The Fool
Today I want to share the story today of what launched me on this journey into the Wild. In the Fall of 2014, I had served as the pastor of First Presbyterian Church of Whitesboro, Texas for over four and half years. It had been a wonderful time, yet I felt myself getting disconnected. Bored. Not looking forward to going to the church building and participating in the ministry of the church.
This church of 65 members, located a few miles west of Sherman, Texas had done many wonderful things while I was there. Started a Saturday morning community breakfast in their fellowship hall that served between 100-150 people each week. Participated in a mission trip to Guatemala. Renovated the 1878 sanctuary, last updated in the 1950’s. Offered tutoring to 3rd graders from a local elementary school. Loved one another and the community. Learned, worshipped, shared with one another. I was thankful to be their pastor. It had been a great experience. Yet I felt pulled away. Why? I didn’t know. I was troubled by what I felt. I really didn’t like feeling this way.
In October 2014 I had a dream. I had been listening to my dreams for several years and worked with a Jungian therapist named Suzi to help me draw meaning from them. In the dream, my friend Freddie Smith and I were security guards for a convention center hosting a religious conference. We were to let the “right” people in and keep the “wrong” people out. A man came up to us acting all crazy. I told the man he could not come in. He must leave. He didn’t. He just kept acting like a fool. So, I put him face down on the floor, borrowed Freddie’s handcuffs and cuffed him, stood him up, and waited for the l police to come and take him away.
In my work with Suzi, I have learned to use active imagination to re-enter a dream.
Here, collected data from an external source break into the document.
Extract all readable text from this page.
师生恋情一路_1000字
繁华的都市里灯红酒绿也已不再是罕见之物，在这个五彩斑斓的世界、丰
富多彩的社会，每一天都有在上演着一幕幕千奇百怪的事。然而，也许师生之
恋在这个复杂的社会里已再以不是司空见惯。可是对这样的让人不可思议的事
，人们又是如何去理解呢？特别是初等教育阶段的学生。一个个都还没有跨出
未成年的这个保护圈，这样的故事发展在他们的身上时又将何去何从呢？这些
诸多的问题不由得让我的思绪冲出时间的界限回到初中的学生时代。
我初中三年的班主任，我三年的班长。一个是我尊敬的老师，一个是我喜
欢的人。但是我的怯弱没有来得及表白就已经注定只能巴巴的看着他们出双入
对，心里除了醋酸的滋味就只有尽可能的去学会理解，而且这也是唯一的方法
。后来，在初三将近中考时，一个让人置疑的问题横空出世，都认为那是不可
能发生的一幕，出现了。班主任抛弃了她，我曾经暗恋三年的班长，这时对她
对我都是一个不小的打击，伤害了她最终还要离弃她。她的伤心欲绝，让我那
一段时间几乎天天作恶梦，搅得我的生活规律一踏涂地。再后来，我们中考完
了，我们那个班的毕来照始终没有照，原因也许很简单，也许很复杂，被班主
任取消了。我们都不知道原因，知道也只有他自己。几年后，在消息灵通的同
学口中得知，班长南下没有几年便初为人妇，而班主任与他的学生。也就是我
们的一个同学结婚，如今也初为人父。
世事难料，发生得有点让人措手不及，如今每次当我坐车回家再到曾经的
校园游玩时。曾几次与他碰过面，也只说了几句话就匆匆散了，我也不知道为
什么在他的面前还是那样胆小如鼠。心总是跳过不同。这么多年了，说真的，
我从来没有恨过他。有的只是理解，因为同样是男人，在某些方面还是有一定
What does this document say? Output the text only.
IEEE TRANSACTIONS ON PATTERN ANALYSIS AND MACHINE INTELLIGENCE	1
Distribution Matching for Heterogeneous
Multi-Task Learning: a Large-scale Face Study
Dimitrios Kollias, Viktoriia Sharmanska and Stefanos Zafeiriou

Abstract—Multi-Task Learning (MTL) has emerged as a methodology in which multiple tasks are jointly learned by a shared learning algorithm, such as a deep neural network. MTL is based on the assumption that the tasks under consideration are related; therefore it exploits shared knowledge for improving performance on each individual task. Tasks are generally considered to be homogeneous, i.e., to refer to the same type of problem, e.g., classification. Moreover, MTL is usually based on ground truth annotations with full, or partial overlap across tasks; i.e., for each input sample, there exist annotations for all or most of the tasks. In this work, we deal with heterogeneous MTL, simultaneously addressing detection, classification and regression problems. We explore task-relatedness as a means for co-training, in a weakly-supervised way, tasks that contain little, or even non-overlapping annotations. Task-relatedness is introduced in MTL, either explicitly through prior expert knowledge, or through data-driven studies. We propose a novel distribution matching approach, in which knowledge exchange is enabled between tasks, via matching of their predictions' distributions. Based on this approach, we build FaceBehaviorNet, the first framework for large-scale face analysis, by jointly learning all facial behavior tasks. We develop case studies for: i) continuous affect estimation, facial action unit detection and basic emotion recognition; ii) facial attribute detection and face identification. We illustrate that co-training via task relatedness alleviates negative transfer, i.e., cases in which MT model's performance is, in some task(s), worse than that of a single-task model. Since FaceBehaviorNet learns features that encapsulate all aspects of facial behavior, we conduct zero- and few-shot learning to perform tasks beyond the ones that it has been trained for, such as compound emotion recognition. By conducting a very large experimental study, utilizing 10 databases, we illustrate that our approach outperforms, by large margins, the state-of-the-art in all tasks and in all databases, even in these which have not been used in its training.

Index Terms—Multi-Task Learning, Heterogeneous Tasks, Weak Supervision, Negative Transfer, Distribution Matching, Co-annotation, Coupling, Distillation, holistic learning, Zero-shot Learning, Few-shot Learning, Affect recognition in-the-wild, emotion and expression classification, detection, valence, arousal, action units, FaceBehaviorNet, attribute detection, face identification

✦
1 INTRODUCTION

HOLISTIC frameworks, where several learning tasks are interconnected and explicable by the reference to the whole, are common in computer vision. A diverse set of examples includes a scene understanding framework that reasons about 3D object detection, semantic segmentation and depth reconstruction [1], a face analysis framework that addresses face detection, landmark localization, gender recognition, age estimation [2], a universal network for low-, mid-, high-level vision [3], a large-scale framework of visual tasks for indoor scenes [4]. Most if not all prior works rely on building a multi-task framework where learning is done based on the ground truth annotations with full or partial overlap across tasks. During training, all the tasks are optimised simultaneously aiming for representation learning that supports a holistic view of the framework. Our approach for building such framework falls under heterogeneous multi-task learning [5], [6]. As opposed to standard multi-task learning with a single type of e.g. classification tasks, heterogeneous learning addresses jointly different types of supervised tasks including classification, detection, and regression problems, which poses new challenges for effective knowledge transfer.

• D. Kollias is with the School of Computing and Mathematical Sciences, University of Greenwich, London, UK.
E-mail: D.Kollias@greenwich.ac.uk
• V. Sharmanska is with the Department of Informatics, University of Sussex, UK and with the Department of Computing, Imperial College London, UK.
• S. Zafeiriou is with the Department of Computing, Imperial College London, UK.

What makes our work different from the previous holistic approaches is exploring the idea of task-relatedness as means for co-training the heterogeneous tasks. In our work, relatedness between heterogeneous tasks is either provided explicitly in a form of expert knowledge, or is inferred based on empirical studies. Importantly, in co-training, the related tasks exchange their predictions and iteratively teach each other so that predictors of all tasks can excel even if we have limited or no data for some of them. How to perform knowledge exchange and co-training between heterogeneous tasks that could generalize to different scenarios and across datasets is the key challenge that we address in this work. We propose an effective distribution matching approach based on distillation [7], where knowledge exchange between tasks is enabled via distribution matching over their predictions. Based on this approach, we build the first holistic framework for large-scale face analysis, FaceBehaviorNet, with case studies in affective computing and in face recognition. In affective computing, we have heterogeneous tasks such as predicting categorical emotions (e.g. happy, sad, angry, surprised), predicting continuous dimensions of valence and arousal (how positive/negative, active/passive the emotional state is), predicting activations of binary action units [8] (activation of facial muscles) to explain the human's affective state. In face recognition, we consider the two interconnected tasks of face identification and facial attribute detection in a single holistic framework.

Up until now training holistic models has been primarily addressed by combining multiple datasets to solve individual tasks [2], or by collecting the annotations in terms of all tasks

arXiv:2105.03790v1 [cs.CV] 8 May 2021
I sat in my prayer chair, replayed the dream in my head, and when the fool came up acting crazy, I asked him what he wanted. He told me he wanted me to come with him. In that moment, I knew I had heard a deep truth. I must go with him. I did not understand what that meant, only that I would follow that fool. I would be leaving First Presbyterian Church of Whitesboro.
I shared this dream and the active imagination with Suzi. She saw the new movement. My life was about to break open and break out. It would be foolish. It would be life-giving. I felt excitement and nervousness stirring.
A few weeks later I attended a retreat with Suzi and Jim, another therapist, at the Crescent Moon Retreat Center. During the retreat I shared about my work at First Presbyterian Church, Whitesboro. After finishing, one member of the group said, “You sound bored.” Truth washed over me. I was bored. Suzi asked me, if I was willing, to share my dream about the fool. I did. The group then told me that I had an excitement in my voice and light in my eyes. I needed to pay attention to that dream. I needed to follow that fool.
In March 2015 I announced to the Session that I was leaving the church to begin this new adventure. I told them I was being called by Christ to a time apart and that I had no idea what that looked like or what that meant. I would leave after the first Sunday of June.
This decision to leave this church was difficult for me. It meant leaving the place I fully believed God had called me five years earlier. I so enjoyed my work there. I also enjoyed my full-time income. Though my wife had a good job with a good income and insurance, we would soon have two kids in college. I would be contributing little in terms of money. That was a hit upon my male ego.
In leaving, I felt a sadness and a grief which was more than leaving these people to whom I had grown close. It was a sadness around leaving my work at the church. We had good worship, good Sunday school and bible studies, good fellowship, and good spirit in the church. But I was being called to something other, something beyond who I was as a church pastor. I have three theological degrees. I had thirty years of experience serving the local church. Yet I knew I would not find what the Fool was calling me to be in the local church, at least not at this time. I had to leave and go out.
The decision to leave was also easy. I had within me a deep YES to this new adventure, a sense of excitement building within me. I didn’t know how long it would last but I knew I had to do it. Now seven and half years later, this foolish journey is still unfolding. Each day I still wonder. Each day I say YES again.